We The Italians | Italian sport: The strongest Italian boxer in history

Italian sport: The strongest Italian boxer in history

Italian sport: The strongest Italian boxer in history

  • WTI Magazine #164 Jun 17, 2023
  • 1027

Ninety years ago there was an Italian boxer who in the United States, which had become his second homeland, won a match against an opponent from Boston, becoming thanks to that victory a legend of Italian sports. That knockout not only won him a world title, but made him a symbol of redemption for the Italians who had emigrated from the many rural southern and central Italy living in New York and throughout the United States.

His name was Primo Carnera, born in 1906 in Sequals, a small town in Friuli Venezia Giulia, and he became the strongest boxer in Italian history because he was the first and still the only one to win the world title in heavyweight, the most important category in boxing. So important was winning the world belt that Carnera became a national hero in Italy and for all Italians scattered around the world, not just in the United States.

In the 1920s, Italy was a backward and starving country because it had just come out of World War I, which had brought death and destruction everywhere. It was during those years that Benito Mussolini came to power in the country by establishing the fascist regime that ruled Italy for twenty years. Those were difficult years and the people were looking for heroes to be inspired by, so Carnera became the hero of the Italians through boxing.

He was a giant 6,6 feet tall and came to weigh as much as 290 pounds during his boxing and wrestling career. He traveled the world, in those years where the means of transportation were only the ship and the train, performing all over Europe, in Canada and especially in the United States, where he was considered a real star.

He won in the ring by demolishing opponents with his powerful blows, and he performed in circus shows, even challenging bears. He was one of the first global stars and wherever he went he filled stadiums, arenas, circuses or sports halls. In Italy, his face was everywhere - posters, newspapers, advertisements, movies - and everyone called him the "gentle giant" because he was always smiling. In the United States, they called him "The ambling Alp" (the slow walking mountain) because he was a real colossus.

When he entered the ring, every opponent looked like a child compared to his physical prowess, and although he was not a technically gifted boxer, it was almost impossible to knock him out. He began his boxing career early, and after fighting 80 matches, with a record of 74 wins and 6 losses, on June 29, 1933, he fought the match that awarded the world heavyweight title for the first time in his career. The match was scheduled in the world temple of boxing, Madison Square Garden in New York City. Carnera entered the arena packed with 40,000 spectators, mostly Italians who had emigrated to the modern American metropolis.
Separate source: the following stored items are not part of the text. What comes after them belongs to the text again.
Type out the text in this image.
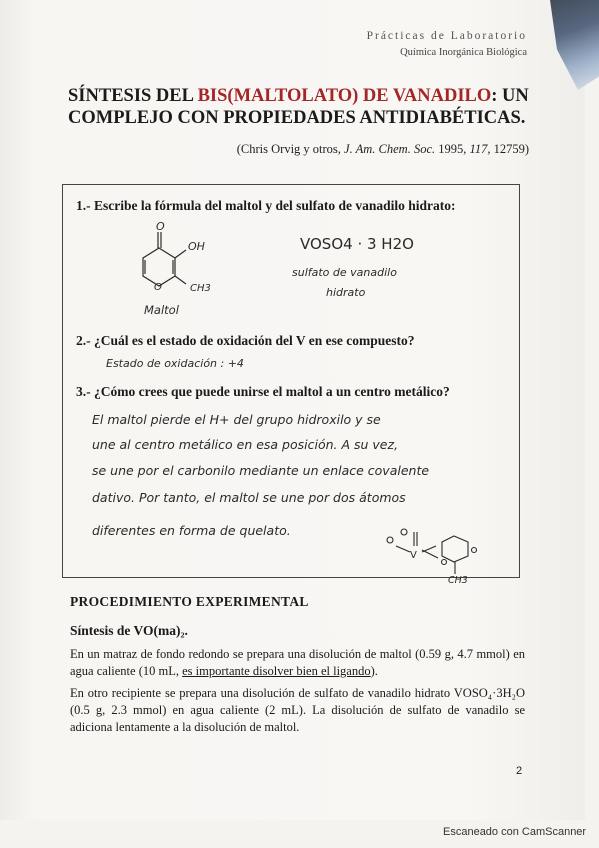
Prácticas de Laboratorio
Química Inorgánica Biológica
SÍNTESIS DEL BIS(MALTOLATO) DE VANADILO: UN COMPLEJO CON PROPIEDADES ANTIDIABÉTICAS.
(Chris Orvig y otros, J. Am. Chem. Soc. 1995, 117, 12759)
1.- Escribe la fórmula del maltol y del sulfato de vanadilo hidrato:
O
OH
O	CH3
Maltol
VOSO4 · 3 H2O
sulfato de vanadilo
hidrato
2.- ¿Cuál es el estado de oxidación del V en ese compuesto?
Estado de oxidación : +4
3.- ¿Cómo crees que puede unirse el maltol a un centro metálico?
El maltol pierde el H+ del grupo hidroxilo y se
une al centro metálico en esa posición. A su vez,
se une por el carbonilo mediante un enlace covalente
dativo. Por tanto, el maltol se une por dos átomos
diferentes en forma de quelato.
V
CH3
PROCEDIMIENTO EXPERIMENTAL
Síntesis de VO(ma)₂.
En un matraz de fondo redondo se prepara una disolución de maltol (0.59 g, 4.7 mmol) en agua caliente (10 mL, es importante disolver bien el ligando).
En otro recipiente se prepara una disolución de sulfato de vanadilo hidrato VOSO₄·3H₂O (0.5 g, 2.3 mmol) en agua caliente (2 mL). La disolución de sulfato de vanadilo se adiciona lentamente a la disolución de maltol.
2
Escaneado con CamScanner
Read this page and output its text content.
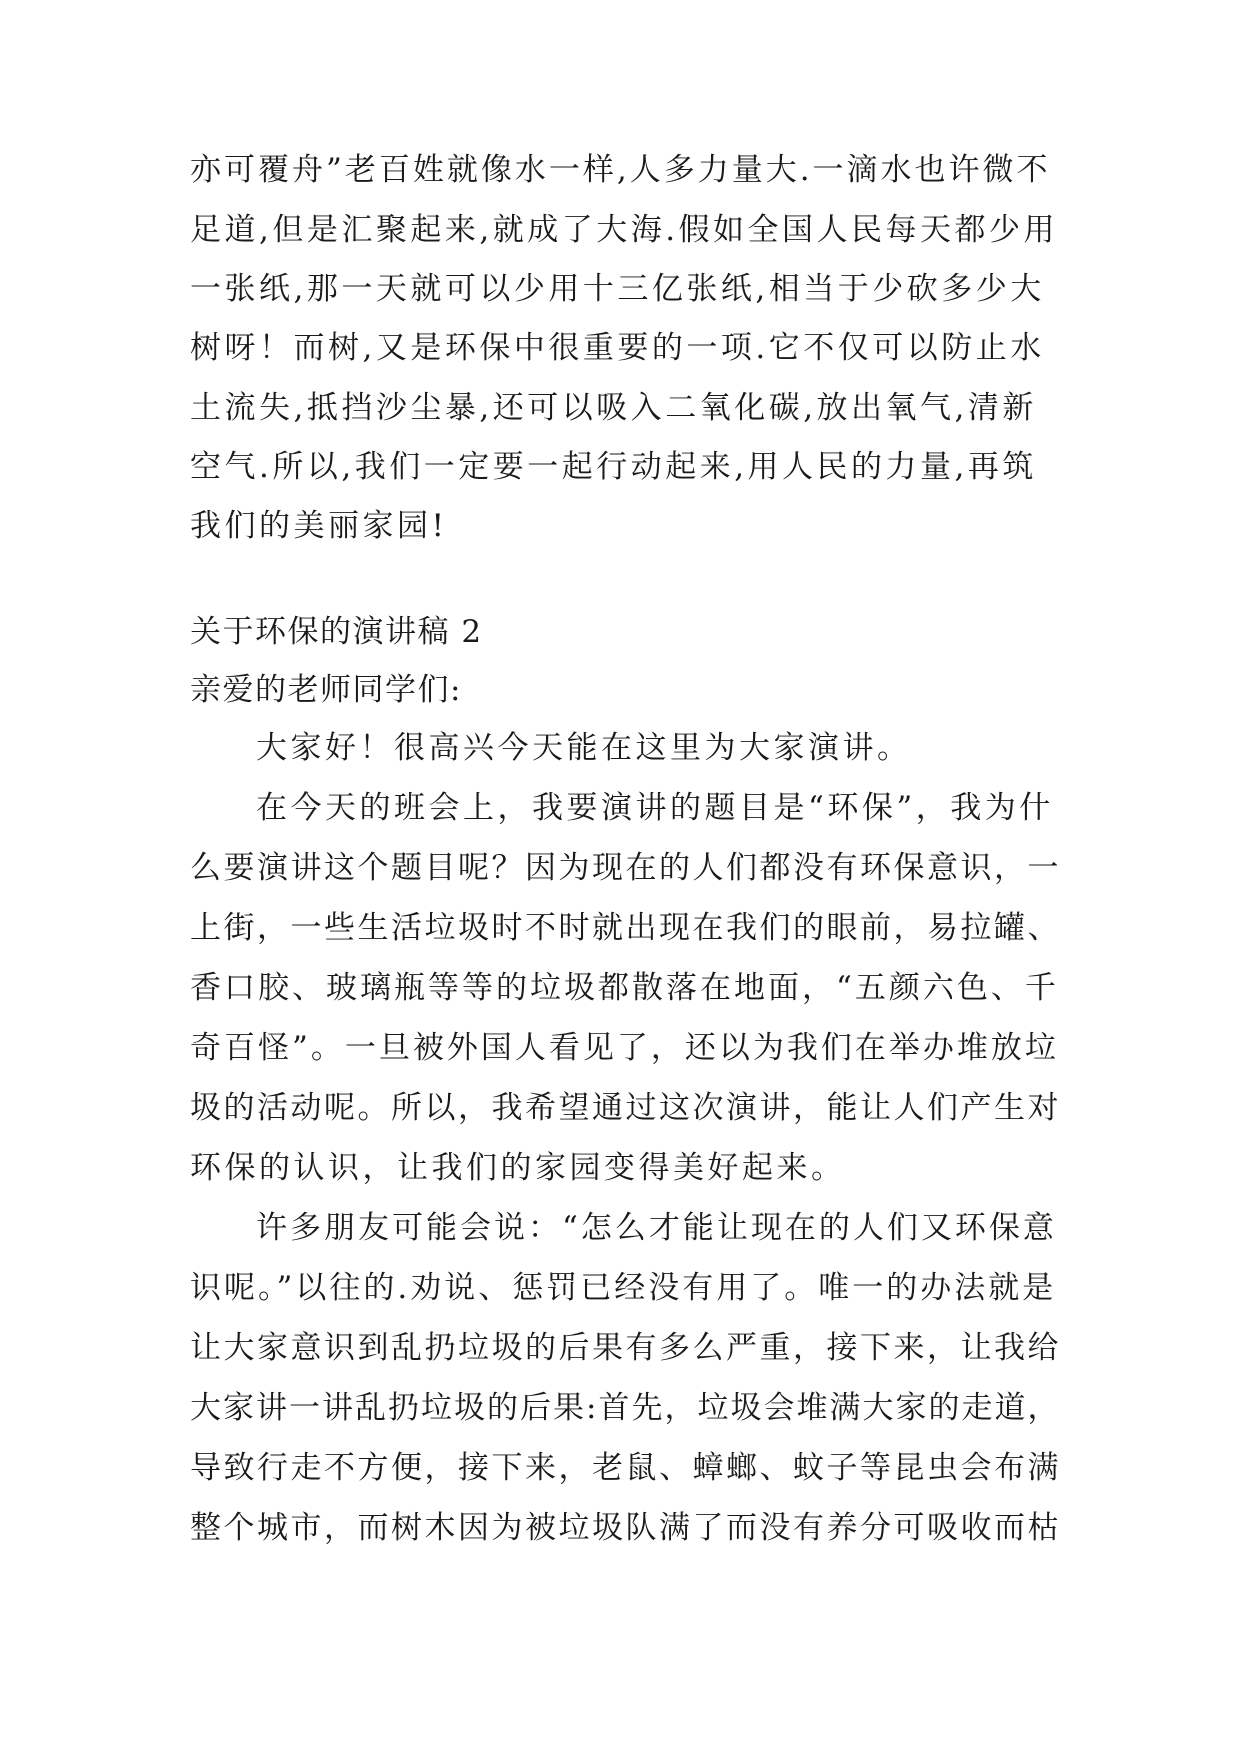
亦可覆舟”老百姓就像水一样,人多力量大.一滴水也许微不
足道,但是汇聚起来,就成了大海.假如全国人民每天都少用
一张纸,那一天就可以少用十三亿张纸,相当于少砍多少大
树呀！而树,又是环保中很重要的一项.它不仅可以防止水
土流失,抵挡沙尘暴,还可以吸入二氧化碳,放出氧气,清新
空气.所以,我们一定要一起行动起来,用人民的力量,再筑
我们的美丽家园!
关于环保的演讲稿 2
亲爱的老师同学们:
大家好！很高兴今天能在这里为大家演讲。
在今天的班会上，我要演讲的题目是“环保”，我为什
么要演讲这个题目呢？因为现在的人们都没有环保意识，一
上街，一些生活垃圾时不时就出现在我们的眼前，易拉罐、
香口胶、玻璃瓶等等的垃圾都散落在地面，“五颜六色、千
奇百怪”。一旦被外国人看见了，还以为我们在举办堆放垃
圾的活动呢。所以，我希望通过这次演讲，能让人们产生对
环保的认识，让我们的家园变得美好起来。
许多朋友可能会说：“怎么才能让现在的人们又环保意
识呢。”以往的.劝说、惩罚已经没有用了。唯一的办法就是
让大家意识到乱扔垃圾的后果有多么严重，接下来，让我给
大家讲一讲乱扔垃圾的后果:首先，垃圾会堆满大家的走道，
导致行走不方便，接下来，老鼠、蟑螂、蚊子等昆虫会布满
整个城市，而树木因为被垃圾队满了而没有养分可吸收而枯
That night, in front of a delirious crowd, he crossed gloves with Boston-born Lithuanian American Jack Sharkley, the reigning world champion. Carnera knocked out his opponent as early as the first round, but Sharkley got right back up. The match, then, was balanced for the first five rounds. In the sixth round, the Italian knocked Sharkey back down and he got back up after being counted out. A few seconds later, a deadly right uppercut by Carnera knocked out his opponent, ending the match and thus winning the world title, the first in history for an Italian boxer. In New York, but also throughout the United States, Italians celebrated all night long. He returned to Italy with the heavyweight title of world champion and immediately became a national hero.
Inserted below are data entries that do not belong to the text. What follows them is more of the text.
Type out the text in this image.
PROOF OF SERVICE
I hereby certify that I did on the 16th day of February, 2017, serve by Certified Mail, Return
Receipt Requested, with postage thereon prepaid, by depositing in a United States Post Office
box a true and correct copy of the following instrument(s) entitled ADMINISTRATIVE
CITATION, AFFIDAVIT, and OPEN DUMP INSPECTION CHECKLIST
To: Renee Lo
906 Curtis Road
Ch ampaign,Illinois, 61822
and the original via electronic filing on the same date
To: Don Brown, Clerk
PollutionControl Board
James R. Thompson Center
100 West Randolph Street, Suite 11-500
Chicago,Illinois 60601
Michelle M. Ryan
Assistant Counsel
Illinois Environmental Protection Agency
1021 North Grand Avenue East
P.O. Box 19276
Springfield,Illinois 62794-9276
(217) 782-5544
His popularity was enormous, and during that period the production of comic strips, posters, and press articles depicting him as the prototype of the invincible man increased. In the same year, exactly on October 22, 1933, Carnera faced the match that still has the largest number of spectators in the history of Italian boxing. In Piazza di Siena, Villa Borghese in Rome, in front of 70,000 spectators, the world champion defended his world title against the very strong Basque boxer Paulino Uzcudun. The crowd was in a frenzy, and Carnera did not disappoint expectations. He beat his opponent from the first to the last round and although he failed to knock him out, he won the match on points. He was carried in triumph by the Italian people as if he were a king, and from that day on he became a legend of Italian sports.